Preparing for the collapse of civilization is not feasible. Read Adam Smith on all the specialists it took to make a wool coat and then imagine a world in which the shepherd assumes you will try to take their wool by force. Like Somalia, but without an outside world where cell phones, bicycles, and antibiotics are manufactured. The coal near the surface is gone, and you can't dig for natural gas with a sharp stick. Somehow, we have to keep it together.

Preparing for disasters, on the other hand, is a good idea. For example, if everyone had enough food and water stashed, we could stay home while a deadly flu epidemic burned out.

A bit of forward thinking is required
Toys like that water purifier are not needed, if you have a reasonable amount of sunshine, go here:
http://www.epsea.org/stills.html
or in cooler climates, a slow sand filter will work
http://www.who.int/water_sanitation_health/publications/ssf/en/index.ht…

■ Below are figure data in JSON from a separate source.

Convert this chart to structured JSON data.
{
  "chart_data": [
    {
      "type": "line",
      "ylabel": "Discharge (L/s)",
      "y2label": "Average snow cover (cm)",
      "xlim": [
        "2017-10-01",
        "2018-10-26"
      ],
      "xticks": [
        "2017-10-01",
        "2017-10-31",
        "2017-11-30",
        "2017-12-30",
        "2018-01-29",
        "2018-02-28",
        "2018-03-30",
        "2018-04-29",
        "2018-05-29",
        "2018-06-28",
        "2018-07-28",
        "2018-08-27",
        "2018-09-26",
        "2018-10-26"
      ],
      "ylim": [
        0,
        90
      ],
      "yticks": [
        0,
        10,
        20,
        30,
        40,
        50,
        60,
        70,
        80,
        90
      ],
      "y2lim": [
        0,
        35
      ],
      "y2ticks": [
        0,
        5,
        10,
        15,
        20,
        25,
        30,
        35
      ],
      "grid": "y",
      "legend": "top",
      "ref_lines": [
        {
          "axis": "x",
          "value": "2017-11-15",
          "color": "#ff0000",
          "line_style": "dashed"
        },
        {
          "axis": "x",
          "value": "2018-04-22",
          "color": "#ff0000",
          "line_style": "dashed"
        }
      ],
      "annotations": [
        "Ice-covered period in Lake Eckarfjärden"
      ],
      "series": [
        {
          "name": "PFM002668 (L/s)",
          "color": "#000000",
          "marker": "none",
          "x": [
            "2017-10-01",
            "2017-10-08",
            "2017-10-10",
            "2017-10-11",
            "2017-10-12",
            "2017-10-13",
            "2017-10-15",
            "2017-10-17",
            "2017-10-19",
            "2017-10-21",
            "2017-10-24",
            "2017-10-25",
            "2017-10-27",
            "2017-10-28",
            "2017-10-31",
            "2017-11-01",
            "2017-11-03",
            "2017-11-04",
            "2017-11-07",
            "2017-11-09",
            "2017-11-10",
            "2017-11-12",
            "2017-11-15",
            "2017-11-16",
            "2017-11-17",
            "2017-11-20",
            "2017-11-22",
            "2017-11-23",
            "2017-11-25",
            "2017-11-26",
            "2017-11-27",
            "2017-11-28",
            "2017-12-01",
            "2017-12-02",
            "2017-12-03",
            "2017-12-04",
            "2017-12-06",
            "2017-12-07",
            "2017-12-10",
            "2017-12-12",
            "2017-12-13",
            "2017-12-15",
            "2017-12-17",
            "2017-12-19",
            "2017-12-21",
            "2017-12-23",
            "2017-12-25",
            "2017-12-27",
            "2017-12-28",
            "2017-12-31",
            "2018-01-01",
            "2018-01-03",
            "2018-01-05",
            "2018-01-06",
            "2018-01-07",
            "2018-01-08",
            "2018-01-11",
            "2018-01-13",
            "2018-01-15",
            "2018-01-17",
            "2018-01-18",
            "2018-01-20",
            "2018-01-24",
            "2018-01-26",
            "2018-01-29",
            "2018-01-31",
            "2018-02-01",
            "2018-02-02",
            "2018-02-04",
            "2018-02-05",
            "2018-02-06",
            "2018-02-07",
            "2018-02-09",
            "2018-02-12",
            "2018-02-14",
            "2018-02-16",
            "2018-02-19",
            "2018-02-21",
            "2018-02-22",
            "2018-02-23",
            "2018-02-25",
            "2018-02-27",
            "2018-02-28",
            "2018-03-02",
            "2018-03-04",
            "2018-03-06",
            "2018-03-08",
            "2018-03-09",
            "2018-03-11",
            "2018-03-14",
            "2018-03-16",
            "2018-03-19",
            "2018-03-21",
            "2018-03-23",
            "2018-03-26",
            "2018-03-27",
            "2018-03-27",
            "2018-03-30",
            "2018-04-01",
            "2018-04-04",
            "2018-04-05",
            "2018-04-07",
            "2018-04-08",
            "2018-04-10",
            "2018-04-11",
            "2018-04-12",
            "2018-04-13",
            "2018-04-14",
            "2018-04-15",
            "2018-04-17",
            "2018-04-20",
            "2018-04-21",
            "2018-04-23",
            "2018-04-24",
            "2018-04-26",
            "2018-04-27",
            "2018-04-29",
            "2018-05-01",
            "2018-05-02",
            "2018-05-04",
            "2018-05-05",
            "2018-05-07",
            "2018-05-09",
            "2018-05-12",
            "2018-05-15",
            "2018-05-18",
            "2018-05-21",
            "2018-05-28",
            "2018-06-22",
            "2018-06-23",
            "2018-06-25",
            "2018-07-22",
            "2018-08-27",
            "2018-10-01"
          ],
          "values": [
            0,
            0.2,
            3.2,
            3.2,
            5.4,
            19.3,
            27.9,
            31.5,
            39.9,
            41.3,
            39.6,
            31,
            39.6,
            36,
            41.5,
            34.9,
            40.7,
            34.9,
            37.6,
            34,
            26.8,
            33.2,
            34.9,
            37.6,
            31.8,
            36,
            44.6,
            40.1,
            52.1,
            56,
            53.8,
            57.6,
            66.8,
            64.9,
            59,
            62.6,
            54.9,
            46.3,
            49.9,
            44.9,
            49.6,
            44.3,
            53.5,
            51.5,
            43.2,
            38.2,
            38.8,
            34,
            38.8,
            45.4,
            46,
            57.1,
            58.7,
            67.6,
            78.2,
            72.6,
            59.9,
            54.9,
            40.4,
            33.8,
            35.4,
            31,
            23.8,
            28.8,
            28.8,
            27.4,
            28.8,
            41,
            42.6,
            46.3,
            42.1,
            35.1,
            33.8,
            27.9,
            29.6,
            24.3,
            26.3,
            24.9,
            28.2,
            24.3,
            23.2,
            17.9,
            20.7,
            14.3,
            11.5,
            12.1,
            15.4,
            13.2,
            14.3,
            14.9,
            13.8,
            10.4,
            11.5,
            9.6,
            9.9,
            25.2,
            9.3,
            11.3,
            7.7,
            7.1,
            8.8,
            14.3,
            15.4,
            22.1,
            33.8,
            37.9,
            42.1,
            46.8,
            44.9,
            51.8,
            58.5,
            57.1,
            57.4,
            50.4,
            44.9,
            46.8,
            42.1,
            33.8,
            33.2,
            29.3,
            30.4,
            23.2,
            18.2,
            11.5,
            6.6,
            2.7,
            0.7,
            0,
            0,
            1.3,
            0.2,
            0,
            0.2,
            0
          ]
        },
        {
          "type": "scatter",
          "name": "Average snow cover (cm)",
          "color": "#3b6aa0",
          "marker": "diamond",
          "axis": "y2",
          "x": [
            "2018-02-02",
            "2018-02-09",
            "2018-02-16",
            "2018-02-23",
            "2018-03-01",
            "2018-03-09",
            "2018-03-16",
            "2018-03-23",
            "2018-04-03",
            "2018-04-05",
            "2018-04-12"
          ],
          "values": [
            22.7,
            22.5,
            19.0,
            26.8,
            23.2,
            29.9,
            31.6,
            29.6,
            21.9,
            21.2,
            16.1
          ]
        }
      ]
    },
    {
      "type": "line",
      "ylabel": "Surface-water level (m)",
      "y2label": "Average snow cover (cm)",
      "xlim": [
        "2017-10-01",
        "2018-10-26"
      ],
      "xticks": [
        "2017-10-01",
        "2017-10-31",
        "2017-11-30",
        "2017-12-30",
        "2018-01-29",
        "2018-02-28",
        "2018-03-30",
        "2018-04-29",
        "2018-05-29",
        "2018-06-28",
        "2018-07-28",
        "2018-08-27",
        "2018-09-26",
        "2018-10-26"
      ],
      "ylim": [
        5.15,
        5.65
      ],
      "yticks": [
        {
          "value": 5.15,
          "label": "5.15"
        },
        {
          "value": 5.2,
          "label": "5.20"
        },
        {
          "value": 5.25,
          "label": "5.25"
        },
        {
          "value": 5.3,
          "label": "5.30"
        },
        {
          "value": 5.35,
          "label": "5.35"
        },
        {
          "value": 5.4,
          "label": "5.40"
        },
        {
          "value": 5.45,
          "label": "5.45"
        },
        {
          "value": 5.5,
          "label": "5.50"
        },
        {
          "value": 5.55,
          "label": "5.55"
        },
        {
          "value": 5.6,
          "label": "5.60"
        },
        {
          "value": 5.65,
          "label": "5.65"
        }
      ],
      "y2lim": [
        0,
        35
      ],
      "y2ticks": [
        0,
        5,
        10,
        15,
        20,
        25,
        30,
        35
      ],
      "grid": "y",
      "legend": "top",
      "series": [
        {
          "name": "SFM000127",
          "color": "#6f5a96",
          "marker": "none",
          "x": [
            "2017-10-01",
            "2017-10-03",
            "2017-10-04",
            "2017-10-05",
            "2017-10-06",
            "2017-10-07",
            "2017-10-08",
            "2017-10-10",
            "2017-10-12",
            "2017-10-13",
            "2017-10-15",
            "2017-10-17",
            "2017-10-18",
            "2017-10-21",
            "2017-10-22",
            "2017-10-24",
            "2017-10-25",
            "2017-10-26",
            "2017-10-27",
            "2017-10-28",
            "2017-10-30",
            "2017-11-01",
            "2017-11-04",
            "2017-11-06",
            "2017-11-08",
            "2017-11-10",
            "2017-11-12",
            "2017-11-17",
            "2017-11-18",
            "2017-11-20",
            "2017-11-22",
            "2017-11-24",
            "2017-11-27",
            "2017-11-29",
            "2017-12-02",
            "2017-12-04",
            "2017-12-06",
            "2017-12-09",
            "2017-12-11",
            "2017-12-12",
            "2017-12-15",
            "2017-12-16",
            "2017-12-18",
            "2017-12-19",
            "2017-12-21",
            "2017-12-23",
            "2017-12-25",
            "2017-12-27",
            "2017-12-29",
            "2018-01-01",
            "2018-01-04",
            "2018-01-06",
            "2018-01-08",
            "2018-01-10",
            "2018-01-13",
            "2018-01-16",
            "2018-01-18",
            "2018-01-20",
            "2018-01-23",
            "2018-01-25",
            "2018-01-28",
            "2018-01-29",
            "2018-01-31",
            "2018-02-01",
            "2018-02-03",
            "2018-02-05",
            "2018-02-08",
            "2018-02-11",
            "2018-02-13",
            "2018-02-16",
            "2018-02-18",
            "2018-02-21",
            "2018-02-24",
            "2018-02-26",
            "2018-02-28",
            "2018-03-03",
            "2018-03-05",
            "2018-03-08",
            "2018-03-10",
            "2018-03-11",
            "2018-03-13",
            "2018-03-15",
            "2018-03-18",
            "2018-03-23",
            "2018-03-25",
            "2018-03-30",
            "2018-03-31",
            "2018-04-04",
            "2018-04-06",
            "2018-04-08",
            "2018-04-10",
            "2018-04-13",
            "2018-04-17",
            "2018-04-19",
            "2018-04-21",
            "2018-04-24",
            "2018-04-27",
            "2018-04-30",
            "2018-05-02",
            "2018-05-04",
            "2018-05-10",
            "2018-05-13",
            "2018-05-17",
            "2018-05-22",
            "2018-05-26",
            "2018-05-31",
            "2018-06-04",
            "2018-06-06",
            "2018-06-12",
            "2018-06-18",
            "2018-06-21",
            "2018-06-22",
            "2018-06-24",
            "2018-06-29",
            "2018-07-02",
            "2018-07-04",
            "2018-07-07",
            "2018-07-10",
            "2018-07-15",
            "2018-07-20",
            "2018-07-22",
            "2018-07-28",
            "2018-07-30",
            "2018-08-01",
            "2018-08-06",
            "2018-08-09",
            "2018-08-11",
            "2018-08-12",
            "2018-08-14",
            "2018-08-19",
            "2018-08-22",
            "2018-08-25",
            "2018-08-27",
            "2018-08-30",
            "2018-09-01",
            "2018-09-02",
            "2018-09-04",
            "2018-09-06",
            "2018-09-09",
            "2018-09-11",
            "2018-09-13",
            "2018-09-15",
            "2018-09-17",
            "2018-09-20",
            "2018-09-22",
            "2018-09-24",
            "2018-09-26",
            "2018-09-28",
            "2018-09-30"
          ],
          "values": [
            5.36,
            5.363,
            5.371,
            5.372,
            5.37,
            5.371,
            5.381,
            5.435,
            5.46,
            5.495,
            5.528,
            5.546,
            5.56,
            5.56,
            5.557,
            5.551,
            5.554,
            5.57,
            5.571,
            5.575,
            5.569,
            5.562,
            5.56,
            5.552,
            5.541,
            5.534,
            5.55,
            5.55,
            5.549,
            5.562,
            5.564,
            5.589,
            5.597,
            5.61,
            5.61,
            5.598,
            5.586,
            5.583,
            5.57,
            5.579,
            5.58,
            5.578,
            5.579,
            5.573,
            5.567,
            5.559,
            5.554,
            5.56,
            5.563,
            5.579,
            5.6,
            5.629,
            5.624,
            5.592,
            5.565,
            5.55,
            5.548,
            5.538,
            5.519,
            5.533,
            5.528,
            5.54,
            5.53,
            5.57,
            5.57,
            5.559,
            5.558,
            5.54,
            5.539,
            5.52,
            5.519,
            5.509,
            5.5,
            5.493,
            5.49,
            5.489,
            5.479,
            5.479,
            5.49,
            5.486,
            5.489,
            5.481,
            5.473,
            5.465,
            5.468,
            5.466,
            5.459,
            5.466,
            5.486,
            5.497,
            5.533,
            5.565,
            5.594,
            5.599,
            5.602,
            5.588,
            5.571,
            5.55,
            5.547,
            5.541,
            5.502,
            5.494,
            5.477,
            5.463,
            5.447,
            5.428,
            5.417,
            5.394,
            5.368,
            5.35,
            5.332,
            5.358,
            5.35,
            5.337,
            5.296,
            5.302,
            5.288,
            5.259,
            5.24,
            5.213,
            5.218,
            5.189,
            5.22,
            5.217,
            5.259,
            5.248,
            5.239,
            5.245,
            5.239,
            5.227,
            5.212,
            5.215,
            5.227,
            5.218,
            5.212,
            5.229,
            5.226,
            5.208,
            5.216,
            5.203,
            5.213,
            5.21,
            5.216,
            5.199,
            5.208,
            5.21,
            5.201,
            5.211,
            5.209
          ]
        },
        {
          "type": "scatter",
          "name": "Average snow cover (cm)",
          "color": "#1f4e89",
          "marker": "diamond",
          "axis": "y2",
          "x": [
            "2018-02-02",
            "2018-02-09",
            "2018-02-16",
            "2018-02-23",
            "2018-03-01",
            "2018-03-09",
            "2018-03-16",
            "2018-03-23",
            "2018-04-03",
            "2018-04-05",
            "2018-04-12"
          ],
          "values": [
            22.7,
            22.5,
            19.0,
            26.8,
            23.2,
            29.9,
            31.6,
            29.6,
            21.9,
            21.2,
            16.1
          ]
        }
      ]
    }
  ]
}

For food, stay away from monoculture, see what happens when you let nature help
http://www.youtube.com/watch?v=sohI6vnWZmk
Bill Mollinson and permaculture are good search terms for bittorrents and youtube

By lost in spain (not verified) on 13 Oct 2007 #permalink

you know what I haven't read on here...(i didn't read that carefully.. honestly..)
Guns... lots and lots of guns and ammo. Civilization falls...you have to protect you and your family.

I'd be screwed.

Without a reliable supply of thyroid hormone replacement, I'd eventually devolve to a lethargic, dull-witted lump. And a near-sighted, presbyopic lump at that.

I'm rather fond of civilization, myself.